Quantum sensing of high-frequency gravitational waves with ion crystals

TL;DR

This paper proposes a novel method for detecting high-frequency gravitational waves using two-dimensional ion crystals, leveraging resonant excitation and quantum entanglement to enhance sensitivity beyond the standard quantum limit.

Contribution

It introduces a new detection scheme utilizing ion crystal drumhead modes and entanglement to improve gravitational wave sensitivity in the 10 kHz to 10 MHz range.

Findings

Detection sensitivity improves with larger ion crystals.

Entanglement enables detection beyond the standard quantum limit.

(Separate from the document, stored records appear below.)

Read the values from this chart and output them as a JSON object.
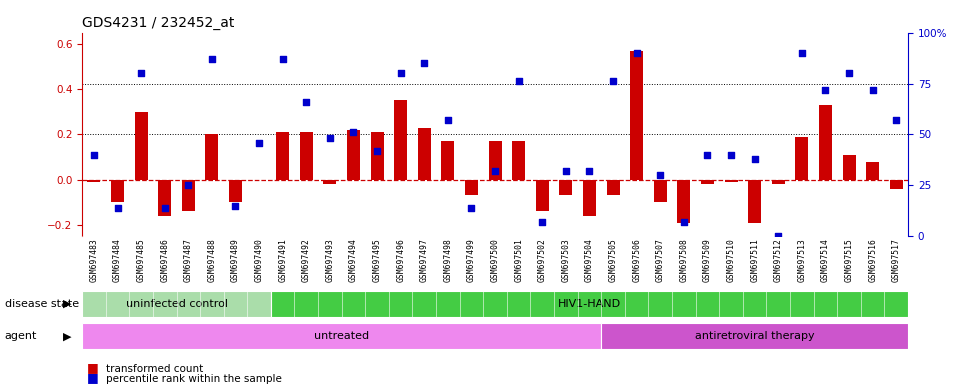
{
  "title": "GDS4231 / 232452_at",
  "samples": [
    "GSM697483",
    "GSM697484",
    "GSM697485",
    "GSM697486",
    "GSM697487",
    "GSM697488",
    "GSM697489",
    "GSM697490",
    "GSM697491",
    "GSM697492",
    "GSM697493",
    "GSM697494",
    "GSM697495",
    "GSM697496",
    "GSM697497",
    "GSM697498",
    "GSM697499",
    "GSM697500",
    "GSM697501",
    "GSM697502",
    "GSM697503",
    "GSM697504",
    "GSM697505",
    "GSM697506",
    "GSM697507",
    "GSM697508",
    "GSM697509",
    "GSM697510",
    "GSM697511",
    "GSM697512",
    "GSM697513",
    "GSM697514",
    "GSM697515",
    "GSM697516",
    "GSM697517"
  ],
  "bar_values": [
    -0.01,
    -0.1,
    0.3,
    -0.16,
    -0.14,
    0.2,
    -0.1,
    0.0,
    0.21,
    0.21,
    -0.02,
    0.22,
    0.21,
    0.35,
    0.23,
    0.17,
    -0.07,
    0.17,
    0.17,
    -0.14,
    -0.07,
    -0.16,
    -0.07,
    0.57,
    -0.1,
    -0.19,
    -0.02,
    -0.01,
    -0.19,
    -0.02,
    0.19,
    0.33,
    0.11,
    0.08,
    -0.04
  ],
  "dot_percentiles": [
    40,
    14,
    80,
    14,
    25,
    87,
    15,
    46,
    87,
    66,
    48,
    51,
    42,
    80,
    85,
    57,
    14,
    32,
    76,
    7,
    32,
    32,
    76,
    90,
    30,
    7,
    40,
    40,
    38,
    0,
    90,
    72,
    80,
    72,
    57
  ],
  "ylim_left": [
    -0.25,
    0.65
  ],
  "ylim_right": [
    0,
    100
  ],
  "bar_color": "#cc0000",
  "dot_color": "#0000cc",
  "zero_line_color": "#cc0000",
  "bg_color": "#ffffff",
  "disease_state_groups": [
    {
      "label": "uninfected control",
      "start": 0,
      "end": 8,
      "color": "#aaddaa"
    },
    {
      "label": "HIV1-HAND",
      "start": 8,
      "end": 35,
      "color": "#44cc44"
    }
  ],
  "agent_groups": [
    {
      "label": "untreated",
      "start": 0,
      "end": 22,
      "color": "#ee88ee"
    },
    {
      "label": "antiretroviral therapy",
      "start": 22,
      "end": 35,
      "color": "#cc55cc"
    }
  ],
  "legend_labels": [
    "transformed count",
    "percentile rank within the sample"
  ],
  "disease_state_label": "disease state",
  "agent_label": "agent",
  "left_yticks": [
    -0.2,
    0.0,
    0.2,
    0.4,
    0.6
  ],
  "right_yticks": [
    0,
    25,
    50,
    75,
    100
  ],
  "right_yticklabels": [
    "0",
    "25",
    "50",
    "75",
    "100%"
  ]
}
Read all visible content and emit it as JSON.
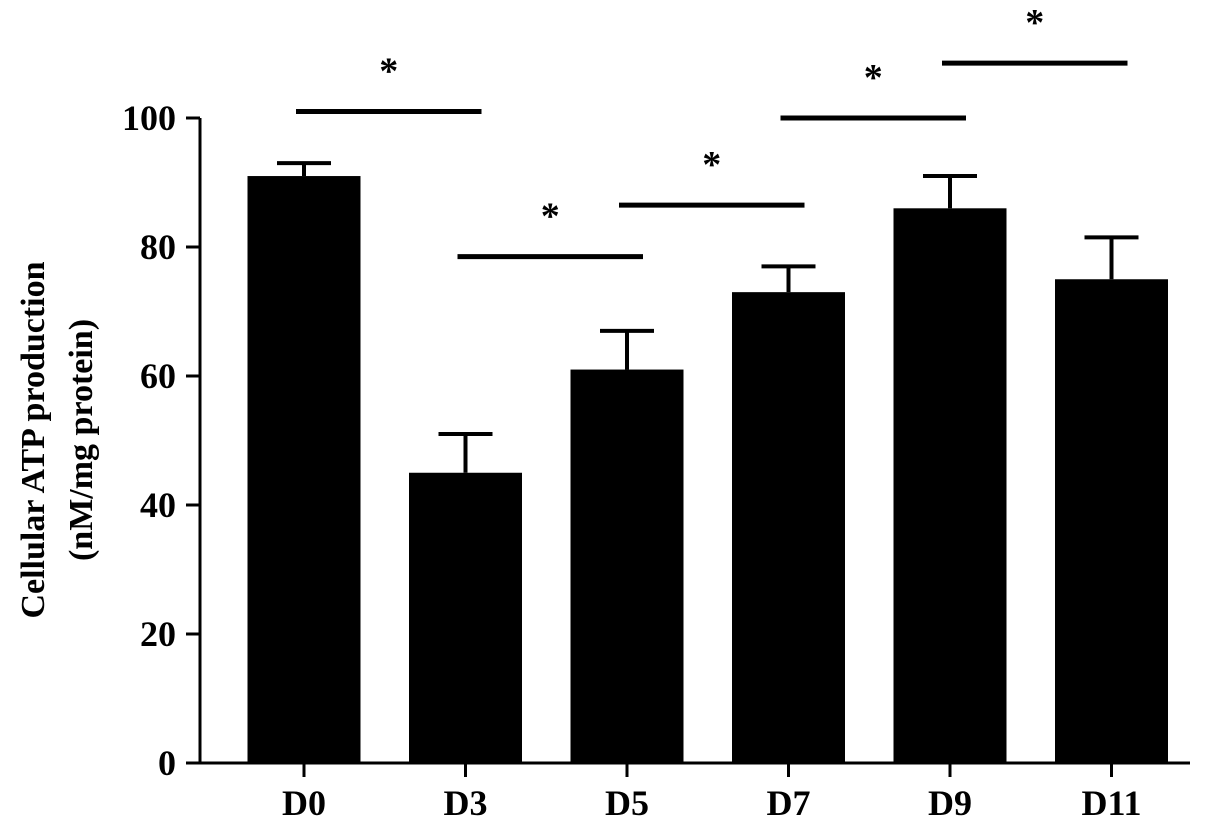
{
  "chart_data": {
    "type": "bar",
    "title": "",
    "xlabel": "",
    "ylabel": [
      "Cellular ATP production",
      "(nM/mg protein)"
    ],
    "categories": [
      "D0",
      "D3",
      "D5",
      "D7",
      "D9",
      "D11"
    ],
    "values": [
      91,
      45,
      61,
      73,
      86,
      75
    ],
    "error_upper": [
      2,
      6,
      6,
      4,
      5,
      6.5
    ],
    "ylim": [
      0,
      100
    ],
    "yticks": [
      "0",
      "20",
      "40",
      "60",
      "80",
      "100"
    ],
    "grid": false,
    "legend": "none",
    "bar_color": "#000000",
    "significance": [
      {
        "from": "D0",
        "to": "D3",
        "y": 101,
        "label": "*"
      },
      {
        "from": "D3",
        "to": "D5",
        "y": 78.5,
        "label": "*"
      },
      {
        "from": "D5",
        "to": "D7",
        "y": 86.5,
        "label": "*"
      },
      {
        "from": "D7",
        "to": "D9",
        "y": 100,
        "label": "*"
      },
      {
        "from": "D9",
        "to": "D11",
        "y": 108.5,
        "label": "*"
      }
    ]
  }
}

Future large ion crystals can significantly enhance detection capabilities.

Abstract

A detection method for high-frequency gravitational waves using two-dimensional ion crystals is investigated. Gravitational waves can resonantly excite the drumhead modes of the ion crystal, particularly the parity-odd modes. In the optical dipole force protocol, entanglement between the drumhead modes and the collective spins transfers the excitation of the drumhead modes to the rotation of the total spin. Furthermore, gravitational wave detection beyond the standard quantum limit becomes possible as a squeezed spin state is generated through this entanglement. The sensitivity gets better with a larger ions crystals as well as a larger number of the ions. Future realization of large ion crystals can significantly improve the sensitivity to gravitational waves in the 10 kHz to 10 MHz region.